Input: arr[] = {1, 2, 3, 4, 5}, K = 4, L = 1, R = 5
Output: 6
处理方法:按照以下步骤解决问题:
- 初始化一个变量,比如cntWays ,以存储选择至少K 个值在[L, R]范围内的数组元素的方法的计数。
- 初始化一个变量,比如cntNum来存储给定数组中其值位于给定范围内的数字计数。
- 最后,打印所有可能值的总和使得(K + i)小于或等于cntNum 。
下面是上述方法的实现:
C++
// C++ program to implement
// the above approach
#include
using namespace std;
// Function to calculate factorial
// of all the numbers up to N
vector calculateFactorial(int N)
{
vector fact(N + 1);
// Factorial of 0 is 1
fact[0] = 1;
// Calculate factorial of
// all the numbers upto N
for (int i = 1; i <= N; i++) {
// Calculate factorial of i
fact[i] = fact[i - 1] * i;
}
return fact;
}
// Function to find the count of ways to select
// at least K elements whose values in range [L, R]

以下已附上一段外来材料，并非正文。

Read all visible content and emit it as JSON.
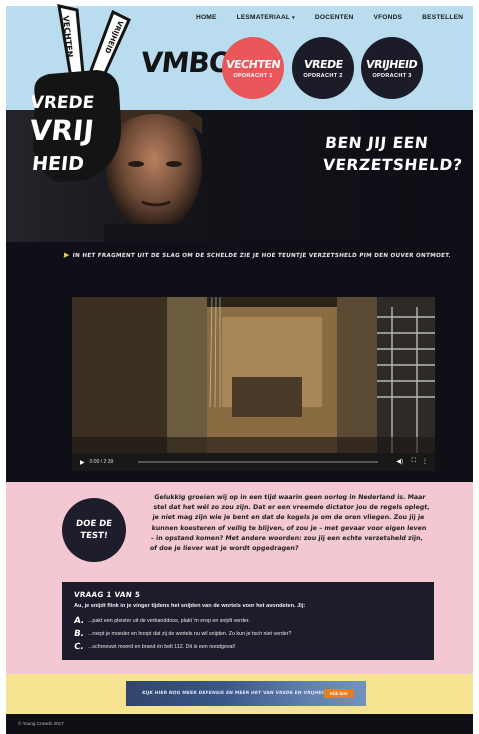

int cntWaysSelection(int arr[], int N, int K,
int L, int R)
{
// Stores count of ways to select at least
// K elements whose values in range [L, R]
int cntWays = 0;
// Stores count of numbers having
// value lies in the range [L, R]
int cntNum = 0;
// Traverse the array
for (int i = 0; i < N; i++) {
// Checks if the array elements
// lie in the given range
if (arr[i] >= L && arr[i] <= R) {
// Update cntNum
cntNum++;
}
}
// Stores factorial of numbers upto N
vector fact
= calculateFactorial(cntNum);
// Calculate total ways to select at least
// K elements whose values lies in [L, R]
for (int i = K; i <= cntNum; i++) {
// Update cntWays
cntWays += fact[cntNum] / (fact[i]
* fact[cntNum - i]);
}
return cntWays;
}
// Driver Code
int main()
{
int arr[] = { 12, 4, 6, 13, 5, 10 };
int N = sizeof(arr) / sizeof(arr[0]);
int K = 3;
int L = 4;
int R = 10;
cout << cntWaysSelection(arr, N, K, L, R);
}
Java
// Java program to implement
// the above approach
class GFG{
// Function to calculate factorial
// of all the numbers up to N
static int[] calculateFactorial(int N)
{
int []fact = new int[N + 1];
// Factorial of 0 is 1
fact[0] = 1;
// Calculate factorial of
// all the numbers upto N
for (int i = 1; i <= N; i++) {
// Calculate factorial of i
fact[i] = fact[i - 1] * i;
}
return fact;
}
// Function to find the count of ways to select
// at least K elements whose values in range [L, R]
static int cntWaysSelection(int arr[], int N, int K,
int L, int R)
{
// Stores count of ways to select at least
// K elements whose values in range [L, R]
int cntWays = 0;
// Stores count of numbers having
// value lies in the range [L, R]
int cntNum = 0;
// Traverse the array
for (int i = 0; i < N; i++) {
// Checks if the array elements
// lie in the given range
if (arr[i] >= L && arr[i] <= R) {
// Update cntNum
cntNum++;
}
}
// Stores factorial of numbers upto N
int []fact
= calculateFactorial(cntNum);
// Calculate total ways to select at least
// K elements whose values lies in [L, R]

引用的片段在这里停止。